The very idea of any other zone producing Nigeria’s President in 2023 must be embarrassment to President Buhari who has assured South-West zone the presidency that year. To make the offer beyond every doubt, President Buhari specially delegated Boss Mustapha, secretary to the government of the Federation to give that assurance to a well attended political rally at the capital city of one of the states in South-East zone early this year. Sincerity and acknowledgement of the right of all parts of the country to produce a president for the country do not come better.

What is more, if only 20 years ago, there were doubts about such possibility of political leadership shifting from North to South and back to the North and South in mutual rotation, such doubt has since perished. Faced with possible disintegration of Nigeria posed by five years of resistance against the nullification of the 1993 presidential election virtually won by MKO Abiola, Northern Nigeria voluntarily conceded shifting of Nigerian Presidency not only to the South but specifically to the South-West. The only K-leg of that gesture was that South-Westerners were denied their right of preferred candidate(s). Since then, for a second time, South (Nigeria) also produced the President in the person of Goodluck Jonathan.

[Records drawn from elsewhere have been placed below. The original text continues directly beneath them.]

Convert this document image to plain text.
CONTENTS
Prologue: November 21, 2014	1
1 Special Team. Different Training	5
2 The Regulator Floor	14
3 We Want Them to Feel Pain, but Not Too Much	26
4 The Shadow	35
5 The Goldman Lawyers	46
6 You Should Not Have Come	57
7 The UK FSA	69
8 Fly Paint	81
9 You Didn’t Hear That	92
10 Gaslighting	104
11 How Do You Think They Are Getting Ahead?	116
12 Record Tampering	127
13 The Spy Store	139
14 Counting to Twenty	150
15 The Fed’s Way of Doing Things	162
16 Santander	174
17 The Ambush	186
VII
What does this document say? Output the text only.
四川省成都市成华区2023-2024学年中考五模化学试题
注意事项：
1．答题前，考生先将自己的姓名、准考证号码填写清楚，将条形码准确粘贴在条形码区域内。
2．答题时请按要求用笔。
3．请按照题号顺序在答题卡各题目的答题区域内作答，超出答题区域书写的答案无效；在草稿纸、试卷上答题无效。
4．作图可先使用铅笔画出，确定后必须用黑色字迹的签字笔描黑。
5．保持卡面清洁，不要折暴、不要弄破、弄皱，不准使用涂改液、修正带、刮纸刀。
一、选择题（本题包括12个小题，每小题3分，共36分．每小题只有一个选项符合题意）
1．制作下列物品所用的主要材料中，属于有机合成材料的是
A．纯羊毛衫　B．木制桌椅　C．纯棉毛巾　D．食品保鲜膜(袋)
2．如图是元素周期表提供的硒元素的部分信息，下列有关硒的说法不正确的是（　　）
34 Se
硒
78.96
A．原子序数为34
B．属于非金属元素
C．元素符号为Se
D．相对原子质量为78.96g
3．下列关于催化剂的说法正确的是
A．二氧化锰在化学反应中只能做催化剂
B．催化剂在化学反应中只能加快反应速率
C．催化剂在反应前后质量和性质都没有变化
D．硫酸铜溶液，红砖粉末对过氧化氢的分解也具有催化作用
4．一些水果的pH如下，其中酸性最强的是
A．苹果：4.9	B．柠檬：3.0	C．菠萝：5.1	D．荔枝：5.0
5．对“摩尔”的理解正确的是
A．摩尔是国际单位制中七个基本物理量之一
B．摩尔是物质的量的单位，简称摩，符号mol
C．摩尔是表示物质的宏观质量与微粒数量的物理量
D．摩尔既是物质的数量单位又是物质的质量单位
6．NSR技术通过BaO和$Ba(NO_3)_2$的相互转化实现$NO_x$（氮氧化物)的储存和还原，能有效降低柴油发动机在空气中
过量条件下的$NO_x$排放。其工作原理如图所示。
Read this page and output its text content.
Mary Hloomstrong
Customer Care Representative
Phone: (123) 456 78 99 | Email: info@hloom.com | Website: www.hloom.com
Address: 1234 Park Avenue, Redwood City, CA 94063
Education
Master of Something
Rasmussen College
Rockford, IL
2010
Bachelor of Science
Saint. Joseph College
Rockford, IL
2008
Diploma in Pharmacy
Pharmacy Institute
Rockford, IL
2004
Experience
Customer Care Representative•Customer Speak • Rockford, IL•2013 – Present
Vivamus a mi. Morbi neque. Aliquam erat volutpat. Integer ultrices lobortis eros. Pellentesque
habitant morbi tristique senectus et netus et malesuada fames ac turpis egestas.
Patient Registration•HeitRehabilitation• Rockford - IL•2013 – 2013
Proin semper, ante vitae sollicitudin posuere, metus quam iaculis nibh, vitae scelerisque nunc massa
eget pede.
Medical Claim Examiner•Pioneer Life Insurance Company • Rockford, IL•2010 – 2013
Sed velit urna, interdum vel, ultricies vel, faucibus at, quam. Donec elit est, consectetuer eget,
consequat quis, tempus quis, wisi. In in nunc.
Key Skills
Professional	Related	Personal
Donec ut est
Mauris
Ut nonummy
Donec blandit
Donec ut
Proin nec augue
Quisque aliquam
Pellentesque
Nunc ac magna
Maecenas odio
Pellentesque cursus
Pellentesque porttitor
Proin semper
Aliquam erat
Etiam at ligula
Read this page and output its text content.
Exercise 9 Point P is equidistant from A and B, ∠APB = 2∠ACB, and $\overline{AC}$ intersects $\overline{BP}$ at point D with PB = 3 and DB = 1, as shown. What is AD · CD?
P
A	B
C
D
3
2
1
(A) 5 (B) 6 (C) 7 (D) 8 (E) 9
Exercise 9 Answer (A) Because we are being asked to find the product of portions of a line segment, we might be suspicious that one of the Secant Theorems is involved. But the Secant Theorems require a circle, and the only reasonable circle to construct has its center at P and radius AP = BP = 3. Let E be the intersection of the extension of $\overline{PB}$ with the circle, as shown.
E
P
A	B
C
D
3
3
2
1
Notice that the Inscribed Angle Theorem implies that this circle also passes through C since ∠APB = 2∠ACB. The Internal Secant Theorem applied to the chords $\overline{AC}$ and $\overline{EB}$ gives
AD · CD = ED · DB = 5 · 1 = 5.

The Presidency, with Muhammadu Buhari in charge also returned to the North in 2015. If therefore the Presidency is to return to the South in 2023, the only deserving part of the country is South-East. After all, Obasanjo (South-West) and Goodluck Jonathan (South-South) already tasted the Presidency. Hence, Buhari’s gesture, almost on a platter of gold, to the South-East in 2023. Nothing can disturb that arrangement without disturbing consequences. Any idea therefore that South-West would once again bid for the Presidency in 2023 is a non-starter. This is not the time for political insincerity of past years or the so-called after of handshake across the Niger from the West to the East will be out rightly leprous.

This is not to say that South-East is even seriously helping itself to make 2023 its year of history. In short, as much as Buhari and APC man be well-intentioned towards South-East in 2023, reaction from that zone (South-East) is down right ridiculous and potentially self-defeating. When Buhari (in effect APC) made the offer of Presidency in 2023 South-East, the response of Ohanaeze was that the zone preferred restructuring of Nigeria to Aso Rock tenancy. In short, if Nigeria is not restructured by 2023, South-East would ignore the offer of Presidency? Everybody in that zone has since seemingly acquiesced.

And other zones, especially South-West would be expected not to seize the opportunity? Why can’t South-East learn from past history especially of shifting positions on events eventually leading to the civil war which left South-East all alone to defend itself? In the present day political circumstances, which is within South- East’s easier reach, Nigerian Presidency or restructuring? Why dismiss certainty for uncertainty? The political reality today is that under a spurious restructuring, even if South-East zone gains ten new states, not less than fifteen new states will be created in the North. Will that new arrangement win the Presidency for South-East in the future?

Is South-East in the Presidency not better placed to restructure Nigeria provided (and only provided) other parts of the country support restructuring? Former president Goodluck Jonathan organised a constitutional conference which purported to have recommended restructuring of Nigeria and submitted its report to Jonathan more than a year before the 2015 presidential elections. With its effective representation in Jonathan’s administration, why did South-East fail to prevail on Jonathan to implement that report especially on restructuring? And following Jonathan’s failure to restructure Nigeria, did that stop or even postpone 2015 Presidential elections?

If South-East prefers restructuring to the offer of Presidency, it is a choice with which nobody can quarrel. But, any elections due will be held since neither Nigerian constitution nor electoral act makes general elections conditional on restructuring of the country.

Curiously, instead of taking the offer of Presidency, South-East seems to offer its head in sacrifice for breaking the coconut of restructuring. As MKO Abiola would put it in one of his memorable proverbs, try your gesture and you won’t be around to share in the coconut.

This, anyway should be noted. If South-East zone stands by its pledge to reject the Presidency in 2023 after insisting on restructuring of the country, other zones in the South- South west and South-South will vie for the Presidency and South-East will gnash for nothing. The offer of the Presidency in 2023 cannot be on the table indefinitely.